# Indoor arena



## HarleyWood (Oct 14, 2011)

our indoor arena has sand in it and saw dust for the dust it helps for a while but after riding for a while it gets too dusty even with the door and window open! we are looking for a different way that isnt expensive!


----------



## Iseul (Mar 8, 2010)

Just water it with a hose before you start riding, works like a charm.
_Posted via Mobile Device_


----------



## HarleyWood (Oct 14, 2011)

only problem with that is our barn has a 12' by 16' door thats open because we dont have a door for it yet so it would may freeze in there. its a little warmer then outside but right now we have 2 feet of snow and its going to get cold this week. we also want something easier then that something we can use in it like rubber but not expensive like it. so we dont have to water every time we want to use it.


----------



## Left Hand Percherons (Feb 1, 2011)

Mag Chloride is often sprayed on to control dust around here. Arena RX is another one. It won't freeze and one application usually last all winter. Until you get rid of the saw dust, you will always have a problem.


----------



## mls (Nov 28, 2006)

Calcium Chloride. Available in a pellet form you can spread with a hand push grass fertilizer spreader.

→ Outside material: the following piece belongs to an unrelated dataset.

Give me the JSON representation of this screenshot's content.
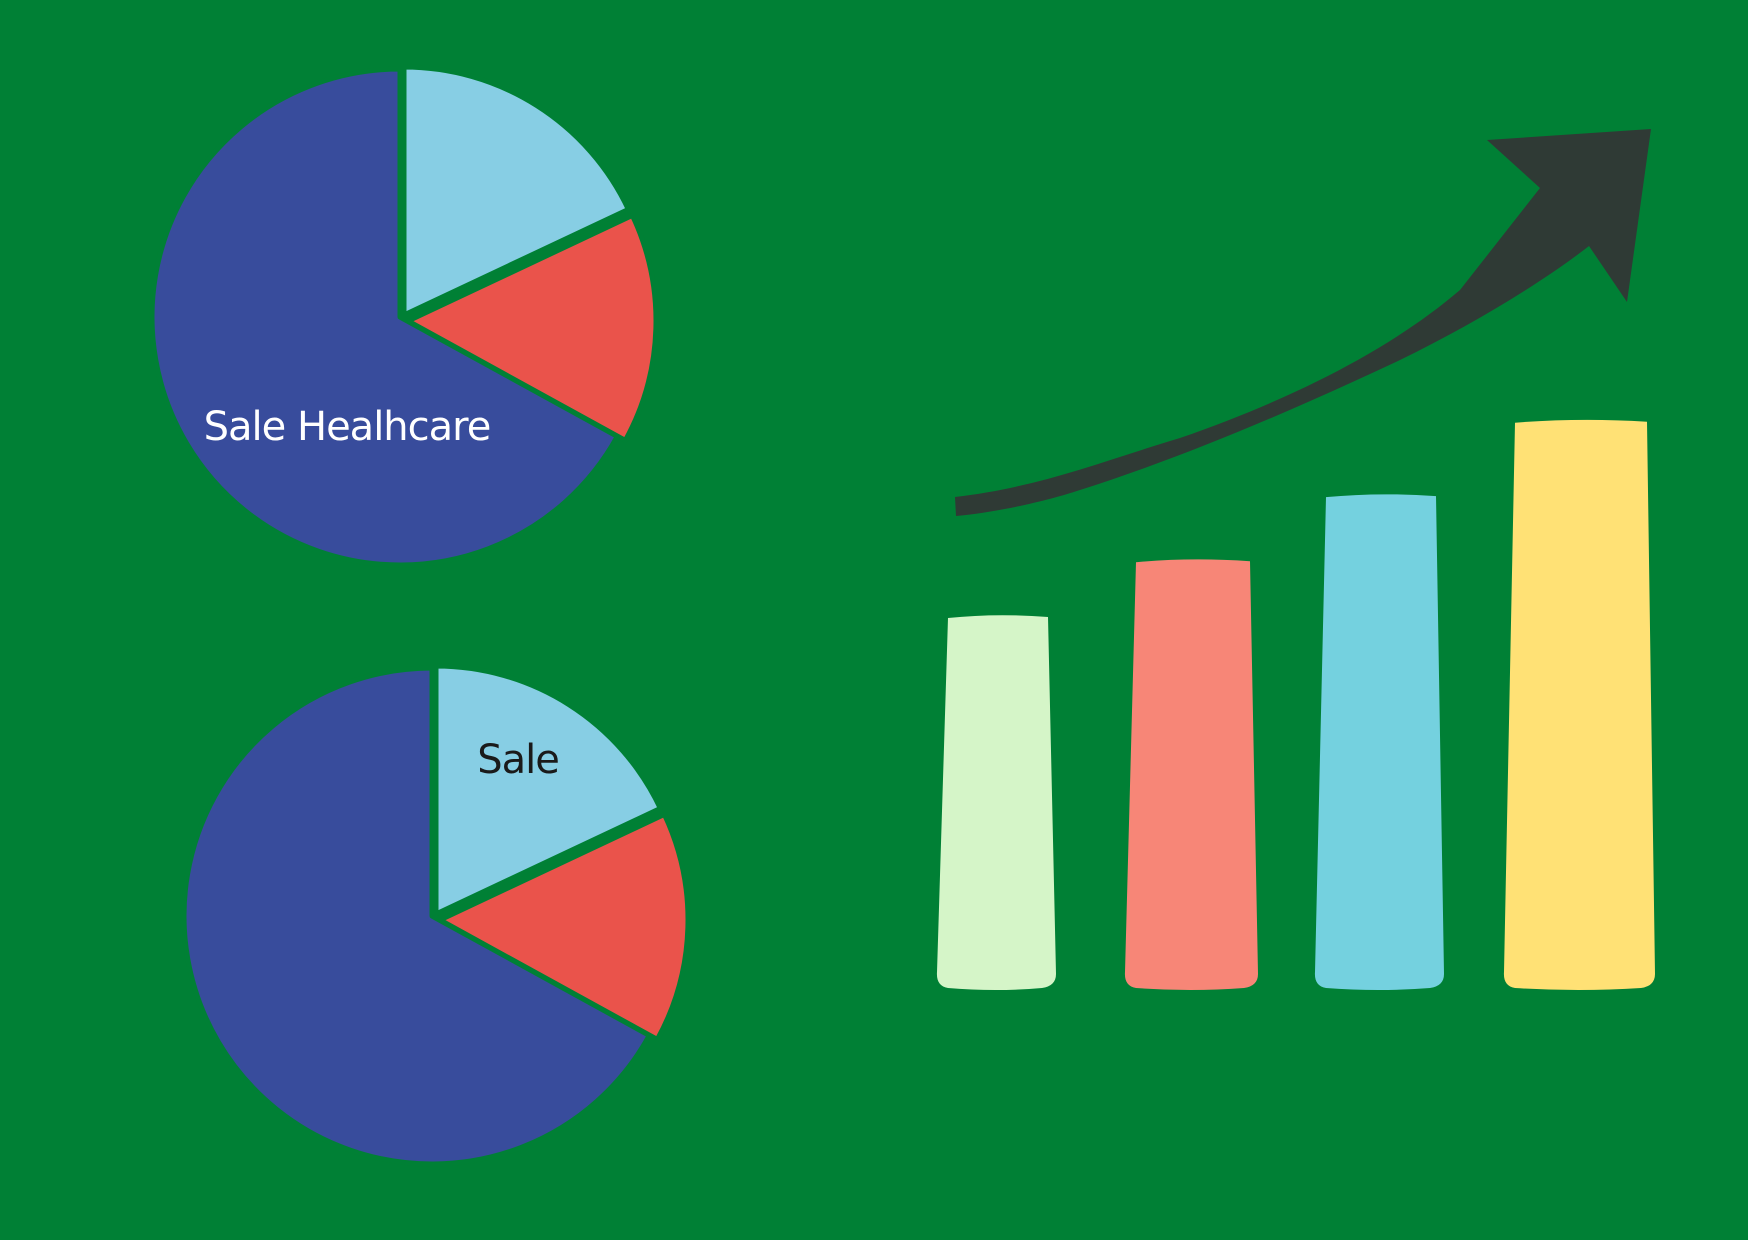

May take a bit for the initial application but only need to add a couple of bags a year for upkeep.

Works like a charm.


----------



## Muppetgirl (Sep 16, 2012)

Do you harrow it? Wet it and harrow just before you ride

Also I have heard of people using canola oil instead of water to reduce humidity in indoor arenas......seems like a very $$$$$ idea......


----------



## churumbeque (Dec 20, 2009)

I go to an arena that used playground mulch. Not dusty and as it breaks down they add more. It isn't deep either.


----------



## BigGirlsRideWarmbloods (Mar 28, 2010)

My previous barn had a similar problem so they mounted sprinklers from the rafters, and bought two lengths of plug in heated hoses. The sprinklers were a good 4 feet below the lights and since they were angled away there was never any back spray and they drained completely after use in the winter, but just in case, the hoses were heated.
_Posted via Mobile Device_


----------